De l’origine des espèces
Les suites de sécurité modernes qui visent à détecter les programmes malveillants n’offrent pas un aussi large éventail de fonctions. Néanmoins, elles comportent des couches de protection générique qui vont bien au-delà des simples signatures (et même des signatures génériques). Elles ont évolué pour devenir des produits uniques en leur genre, intégrant au fil du temps des technologies qui n’existaient pas lors du lancement des premiers produits de sécurité. Décrire les nouveaux venus sur le marché comme s’ils étaient les seuls à transcender les technologies rudimentaires basées sur les signatures dénote une mauvaise compréhension du sujet et est entièrement faux.
Des signatures? Quelles signatures?
De nos jours, même les analyseurs commerciaux à détection simple ne se contentent pas de rechercher des échantillons précis et des signatures statiques. Ils détectent plusieurs empreintes numériques connues de familles de programmes malveillants en intégrant différents éléments autrefois considérés comme des technologies « génériques » pures : listes blanches, analyse heuristique, bloqueur de comportement, détection des modifications, etc. Je ne recommande toutefois pas de se fier uniquement à un analyseur à détection simple comme ceux offerts gratuitement par les entreprises classiques.
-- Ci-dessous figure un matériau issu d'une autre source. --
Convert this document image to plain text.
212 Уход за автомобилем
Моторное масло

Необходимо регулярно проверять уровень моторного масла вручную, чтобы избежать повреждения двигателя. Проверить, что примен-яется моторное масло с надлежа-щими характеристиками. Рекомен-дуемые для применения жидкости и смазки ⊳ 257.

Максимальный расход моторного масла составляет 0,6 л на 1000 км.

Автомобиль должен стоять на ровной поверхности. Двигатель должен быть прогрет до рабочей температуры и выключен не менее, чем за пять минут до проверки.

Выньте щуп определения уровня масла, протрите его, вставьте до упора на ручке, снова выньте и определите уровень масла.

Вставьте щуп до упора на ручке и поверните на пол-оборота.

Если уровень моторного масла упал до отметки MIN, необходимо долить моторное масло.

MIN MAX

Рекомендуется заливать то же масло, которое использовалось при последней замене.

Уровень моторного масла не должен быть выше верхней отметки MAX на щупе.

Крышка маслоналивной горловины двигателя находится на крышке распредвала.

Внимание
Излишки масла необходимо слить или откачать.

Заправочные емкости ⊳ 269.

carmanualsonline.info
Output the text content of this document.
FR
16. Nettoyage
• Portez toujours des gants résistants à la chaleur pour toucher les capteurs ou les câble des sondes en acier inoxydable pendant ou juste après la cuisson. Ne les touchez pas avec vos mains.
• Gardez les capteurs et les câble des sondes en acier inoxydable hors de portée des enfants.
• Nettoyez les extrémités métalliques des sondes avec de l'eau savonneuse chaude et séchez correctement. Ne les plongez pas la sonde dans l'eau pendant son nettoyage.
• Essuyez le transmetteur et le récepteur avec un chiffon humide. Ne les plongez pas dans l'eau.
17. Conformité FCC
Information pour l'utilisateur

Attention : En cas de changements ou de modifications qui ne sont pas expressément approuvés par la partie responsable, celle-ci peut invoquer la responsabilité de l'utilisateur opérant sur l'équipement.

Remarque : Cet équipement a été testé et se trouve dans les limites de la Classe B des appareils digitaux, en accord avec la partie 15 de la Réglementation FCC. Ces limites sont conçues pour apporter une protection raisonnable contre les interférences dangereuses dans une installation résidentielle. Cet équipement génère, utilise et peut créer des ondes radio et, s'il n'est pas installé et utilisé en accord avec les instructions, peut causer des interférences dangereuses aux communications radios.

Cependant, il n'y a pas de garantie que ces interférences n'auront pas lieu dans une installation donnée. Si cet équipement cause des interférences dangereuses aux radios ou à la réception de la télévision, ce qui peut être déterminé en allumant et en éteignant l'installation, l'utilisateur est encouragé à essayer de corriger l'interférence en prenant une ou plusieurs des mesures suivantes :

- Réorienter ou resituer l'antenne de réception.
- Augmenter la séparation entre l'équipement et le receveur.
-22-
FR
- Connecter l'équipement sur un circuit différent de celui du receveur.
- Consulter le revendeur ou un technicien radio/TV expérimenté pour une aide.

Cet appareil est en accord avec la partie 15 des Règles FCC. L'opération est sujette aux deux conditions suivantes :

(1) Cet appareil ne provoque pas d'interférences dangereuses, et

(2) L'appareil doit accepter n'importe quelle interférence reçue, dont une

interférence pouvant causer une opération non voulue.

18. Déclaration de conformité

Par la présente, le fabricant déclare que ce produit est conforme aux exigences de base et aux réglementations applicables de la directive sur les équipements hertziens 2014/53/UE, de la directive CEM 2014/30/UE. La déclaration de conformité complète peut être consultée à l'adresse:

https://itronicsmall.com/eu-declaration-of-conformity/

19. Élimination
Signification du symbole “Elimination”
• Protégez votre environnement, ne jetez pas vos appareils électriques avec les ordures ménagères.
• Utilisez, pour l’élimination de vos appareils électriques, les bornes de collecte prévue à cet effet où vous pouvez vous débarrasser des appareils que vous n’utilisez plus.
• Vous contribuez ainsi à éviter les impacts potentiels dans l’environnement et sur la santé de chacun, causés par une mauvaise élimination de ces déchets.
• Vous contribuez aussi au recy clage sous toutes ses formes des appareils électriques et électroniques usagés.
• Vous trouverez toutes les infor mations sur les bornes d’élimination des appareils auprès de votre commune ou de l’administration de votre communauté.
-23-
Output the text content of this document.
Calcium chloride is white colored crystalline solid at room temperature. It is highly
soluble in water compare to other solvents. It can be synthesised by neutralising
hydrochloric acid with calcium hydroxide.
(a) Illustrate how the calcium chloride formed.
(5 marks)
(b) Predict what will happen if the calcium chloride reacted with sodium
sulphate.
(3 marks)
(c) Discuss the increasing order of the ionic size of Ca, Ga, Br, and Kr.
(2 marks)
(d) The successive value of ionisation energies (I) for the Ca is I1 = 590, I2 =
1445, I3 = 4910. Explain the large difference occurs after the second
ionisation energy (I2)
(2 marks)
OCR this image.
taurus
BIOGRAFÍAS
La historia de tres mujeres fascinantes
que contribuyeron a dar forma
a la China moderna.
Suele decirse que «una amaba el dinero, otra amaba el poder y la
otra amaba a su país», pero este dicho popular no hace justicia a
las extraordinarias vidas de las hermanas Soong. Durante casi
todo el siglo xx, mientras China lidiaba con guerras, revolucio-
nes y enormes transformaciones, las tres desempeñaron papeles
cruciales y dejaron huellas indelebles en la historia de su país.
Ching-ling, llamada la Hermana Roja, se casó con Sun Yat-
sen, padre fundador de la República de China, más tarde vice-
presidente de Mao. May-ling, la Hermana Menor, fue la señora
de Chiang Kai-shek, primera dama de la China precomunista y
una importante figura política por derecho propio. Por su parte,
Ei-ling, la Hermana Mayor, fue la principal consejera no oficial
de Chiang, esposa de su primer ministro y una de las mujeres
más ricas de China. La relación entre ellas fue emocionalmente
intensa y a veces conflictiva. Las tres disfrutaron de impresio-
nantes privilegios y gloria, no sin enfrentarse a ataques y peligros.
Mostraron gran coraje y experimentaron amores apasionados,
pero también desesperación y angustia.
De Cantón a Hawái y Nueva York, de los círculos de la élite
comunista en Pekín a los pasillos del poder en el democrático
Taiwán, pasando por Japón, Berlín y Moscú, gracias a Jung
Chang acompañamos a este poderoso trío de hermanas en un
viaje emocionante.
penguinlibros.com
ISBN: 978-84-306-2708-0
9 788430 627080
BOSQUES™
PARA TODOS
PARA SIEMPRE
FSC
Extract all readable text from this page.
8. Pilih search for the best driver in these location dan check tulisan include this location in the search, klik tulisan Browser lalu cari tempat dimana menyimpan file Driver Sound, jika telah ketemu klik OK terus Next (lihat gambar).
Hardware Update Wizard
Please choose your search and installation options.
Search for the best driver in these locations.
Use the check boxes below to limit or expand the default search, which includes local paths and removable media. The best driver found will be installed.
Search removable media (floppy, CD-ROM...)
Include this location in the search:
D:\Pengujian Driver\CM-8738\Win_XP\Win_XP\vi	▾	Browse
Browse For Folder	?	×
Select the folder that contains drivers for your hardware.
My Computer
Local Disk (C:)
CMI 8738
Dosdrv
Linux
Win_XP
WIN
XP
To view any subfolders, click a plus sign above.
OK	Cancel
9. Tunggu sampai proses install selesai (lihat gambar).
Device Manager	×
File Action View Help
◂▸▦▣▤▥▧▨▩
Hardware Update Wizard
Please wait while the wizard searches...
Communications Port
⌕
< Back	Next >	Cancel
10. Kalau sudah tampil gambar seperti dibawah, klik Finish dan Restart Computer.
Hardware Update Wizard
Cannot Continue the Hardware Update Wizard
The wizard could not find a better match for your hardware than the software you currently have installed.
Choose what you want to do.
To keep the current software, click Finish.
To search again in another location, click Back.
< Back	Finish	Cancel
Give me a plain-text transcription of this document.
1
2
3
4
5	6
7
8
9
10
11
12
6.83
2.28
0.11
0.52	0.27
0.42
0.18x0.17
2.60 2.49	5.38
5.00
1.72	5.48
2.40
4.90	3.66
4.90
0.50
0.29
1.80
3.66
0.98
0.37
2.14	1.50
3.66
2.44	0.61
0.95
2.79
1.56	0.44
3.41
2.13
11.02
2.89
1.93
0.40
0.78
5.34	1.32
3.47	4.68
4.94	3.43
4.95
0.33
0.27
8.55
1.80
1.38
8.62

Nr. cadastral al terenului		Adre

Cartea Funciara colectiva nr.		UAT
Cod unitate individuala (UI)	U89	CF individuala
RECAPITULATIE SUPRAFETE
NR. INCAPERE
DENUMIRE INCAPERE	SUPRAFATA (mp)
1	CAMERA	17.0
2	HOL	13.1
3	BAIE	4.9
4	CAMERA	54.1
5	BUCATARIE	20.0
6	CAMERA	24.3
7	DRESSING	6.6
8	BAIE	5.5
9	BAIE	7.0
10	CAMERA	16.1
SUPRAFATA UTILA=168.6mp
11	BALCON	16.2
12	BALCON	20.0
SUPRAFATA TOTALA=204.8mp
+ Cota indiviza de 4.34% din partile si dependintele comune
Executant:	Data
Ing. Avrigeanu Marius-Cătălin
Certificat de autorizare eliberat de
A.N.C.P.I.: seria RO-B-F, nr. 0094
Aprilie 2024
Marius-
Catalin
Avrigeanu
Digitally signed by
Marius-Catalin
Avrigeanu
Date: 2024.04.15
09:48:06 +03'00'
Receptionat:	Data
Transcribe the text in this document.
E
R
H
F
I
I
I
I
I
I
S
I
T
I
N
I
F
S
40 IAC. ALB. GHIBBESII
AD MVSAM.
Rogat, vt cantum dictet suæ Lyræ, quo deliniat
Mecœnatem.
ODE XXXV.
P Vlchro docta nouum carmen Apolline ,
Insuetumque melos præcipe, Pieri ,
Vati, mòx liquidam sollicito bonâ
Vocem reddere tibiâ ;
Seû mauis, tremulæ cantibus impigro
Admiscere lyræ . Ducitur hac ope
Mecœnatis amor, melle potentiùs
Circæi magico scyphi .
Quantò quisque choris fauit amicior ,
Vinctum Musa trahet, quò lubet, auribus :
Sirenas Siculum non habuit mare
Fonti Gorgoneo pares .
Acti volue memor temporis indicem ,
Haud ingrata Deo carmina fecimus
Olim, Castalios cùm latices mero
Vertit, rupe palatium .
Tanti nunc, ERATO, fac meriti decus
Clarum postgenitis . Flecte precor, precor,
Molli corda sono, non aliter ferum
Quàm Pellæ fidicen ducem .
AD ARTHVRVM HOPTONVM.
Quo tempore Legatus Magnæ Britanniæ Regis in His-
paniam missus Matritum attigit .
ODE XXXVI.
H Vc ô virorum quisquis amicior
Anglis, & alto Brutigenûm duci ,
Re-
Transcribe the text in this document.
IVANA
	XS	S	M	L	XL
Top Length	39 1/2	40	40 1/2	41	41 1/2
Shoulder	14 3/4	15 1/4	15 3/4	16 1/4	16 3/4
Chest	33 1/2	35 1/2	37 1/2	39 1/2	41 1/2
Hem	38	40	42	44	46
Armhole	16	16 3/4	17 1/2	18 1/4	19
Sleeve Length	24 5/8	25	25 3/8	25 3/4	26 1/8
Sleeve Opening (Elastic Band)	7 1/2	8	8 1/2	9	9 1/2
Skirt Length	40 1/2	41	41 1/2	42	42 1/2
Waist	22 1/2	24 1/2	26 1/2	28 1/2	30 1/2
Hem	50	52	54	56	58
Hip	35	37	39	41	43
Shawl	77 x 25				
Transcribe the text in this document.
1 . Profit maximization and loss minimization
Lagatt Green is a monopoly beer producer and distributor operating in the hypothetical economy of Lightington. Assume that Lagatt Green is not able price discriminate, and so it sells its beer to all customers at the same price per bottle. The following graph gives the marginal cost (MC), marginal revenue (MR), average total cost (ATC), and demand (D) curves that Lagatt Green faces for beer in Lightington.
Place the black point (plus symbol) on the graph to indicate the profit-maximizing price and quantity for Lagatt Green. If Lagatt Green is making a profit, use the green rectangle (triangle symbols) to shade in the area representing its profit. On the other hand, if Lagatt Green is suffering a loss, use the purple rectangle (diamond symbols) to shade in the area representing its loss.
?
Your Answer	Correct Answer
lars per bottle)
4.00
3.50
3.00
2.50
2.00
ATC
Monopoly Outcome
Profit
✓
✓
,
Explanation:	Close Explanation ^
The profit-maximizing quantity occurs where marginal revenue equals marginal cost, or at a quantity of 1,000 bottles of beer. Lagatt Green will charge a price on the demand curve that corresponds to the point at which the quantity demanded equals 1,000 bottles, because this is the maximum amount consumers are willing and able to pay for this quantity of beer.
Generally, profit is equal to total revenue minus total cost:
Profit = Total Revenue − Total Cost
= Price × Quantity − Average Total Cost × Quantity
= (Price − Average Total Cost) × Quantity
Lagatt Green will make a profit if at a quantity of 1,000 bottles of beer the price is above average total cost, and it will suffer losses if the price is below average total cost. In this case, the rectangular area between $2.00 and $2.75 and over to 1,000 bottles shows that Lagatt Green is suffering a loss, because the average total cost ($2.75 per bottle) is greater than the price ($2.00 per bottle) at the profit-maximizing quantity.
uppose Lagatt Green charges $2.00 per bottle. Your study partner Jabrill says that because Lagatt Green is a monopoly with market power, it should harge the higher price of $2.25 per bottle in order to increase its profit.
Je conseille plutôt d’avoir recours à d’autres méthodes de protection, que ce soit en achetant une suite de sécurité de qualité commerciale ou en reproduisant l’approche multicouche de ce genre de solutions, avec des composants provenant de différentes sources, y compris un analyseur à détection simple. Cependant, cette approche nécessite un degré de compréhension des menaces et des technologies de sécurité qui n’est pas à la portée de tous. Ce ne sont d’ailleurs pas toutes les entreprises qui disposent d’une personne-ressource à l’interne. Certaines d’entre elles peuvent donc être vulnérables aux messages publicitaires ayant l’apparence de conseils techniques.
Revenir à l’essentiel
IL EST ÉVIDENT QUE LA DISTINCTION ENTRE LES PRODUITS DE LA “NOUVELLE GÉNÉRATION” ET LES “DINOSAURES” EST PLUS SOUVENT TERMINOLOGIQUE QUE TECHNOLOGIQUE.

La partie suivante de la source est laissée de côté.